Pat, did you see the article last summer in the Bergen Record about a self-described 'Guido' and proud of it?

Is Jersey City Price's setting?

Okay, Sharon, will give Wales an equal chance -- I'll check out those mentioned.


Pat Lambe

Sharon - I was unaware of the Welsh authors, I've got a lot of catching up to do.

Jeanne - I missed the article about a self described Guido, and Jersey city is on the rise, with some parts undegoing extensive gentrification.
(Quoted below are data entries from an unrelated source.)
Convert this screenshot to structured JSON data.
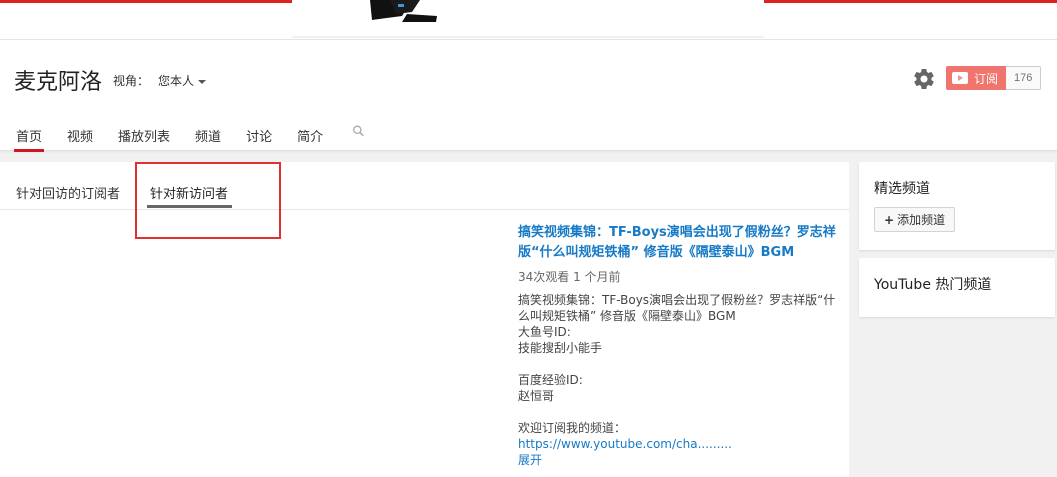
{
  "channel": {
    "title": "麦克阿洛",
    "view_as_label": "视角：",
    "view_as_value": "您本人",
    "subscribe_label": "订阅",
    "subscriber_count": "176"
  },
  "tabs": [
    {
      "label": "首页",
      "active": true
    },
    {
      "label": "视频"
    },
    {
      "label": "播放列表"
    },
    {
      "label": "频道"
    },
    {
      "label": "讨论"
    },
    {
      "label": "简介"
    }
  ],
  "subtabs": {
    "returning": "针对回访的订阅者",
    "new_visitors": "针对新访问者"
  },
  "video": {
    "title": "搞笑视频集锦：TF-Boys演唱会出现了假粉丝？罗志祥版“什么叫规矩铁桶” 修音版《隔壁泰山》BGM",
    "meta": "34次观看  1 个月前",
    "description": "搞笑视频集锦：TF-Boys演唱会出现了假粉丝？罗志祥版“什么叫规矩铁桶” 修音版《隔壁泰山》BGM\n大鱼号ID:\n技能搜刮小能手\n\n百度经验ID:\n赵恒哥\n\n欢迎订阅我的频道：",
    "link": "https://www.youtube.com/cha.........",
    "expand": "展开"
  },
  "sidebar": {
    "featured_title": "精选频道",
    "add_channel": "添加频道",
    "popular_title": "YouTube 热门频道"
  },
  "colors": {
    "accent_red": "#cc181e",
    "link_blue": "#167ac6",
    "highlight_box": "#e03131"
  },
  "icons": [
    "gear-icon",
    "search-icon",
    "play-icon",
    "caret-down-icon"
  ]
}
Price created a fictional setting within New Jersey, but I *think* it's based on Jersey City. Don't want to swear to that, however. In his books, there are two cities adjacent to each other, one depressed, one a little spiffier. One is called Dempsey and I'm too lazy to run downstairs to find out what the other is.

I love all three books in the Dempsey trilogy. CW has it that Clockers is the best book, but it had the advantage of the shock of the new, and the subsequent books were measured against it, often unfairly. I thought Samaritan was terrific. In fact, I might teach it at Goucher next spring. And steal a trick from a character in the book, a writing teacher who assigns students to write short pieces based on family photographs.


Sharon - I recently discovered John Williams books' with 5 Pubs, 2 Bars and a Nightclub (probably the wrong title, but I'm too lazy to get up).

Laura - I loved Clockers. I've read it a couple of times. I shall have to pick up the other 2 - I didn't realise it was a trilogy.

Jeanne Ketterer

Pat and Laura:
My mother was born and raised in JC (my grandfather settled there from Albania) and is dismayed at the changes it's gone through. She lived, along with many other family members, in the more upscale area at the time and is dismayed and also, a little disheartened, how JC changed over the years. Unfortunately, on one of her last visits there, we passed a few gang members having a 'discussion' with another guy near the boulevard. Depressed the hey out of her.
There's a book about a family of thieves in JC - I don't recall the title, maybe someone recalls.




Thank you for posting this fascinating assessment of the crime narrative weaved around Edinburgh. I knew of some of these, but some of this material was news to me. My thanks.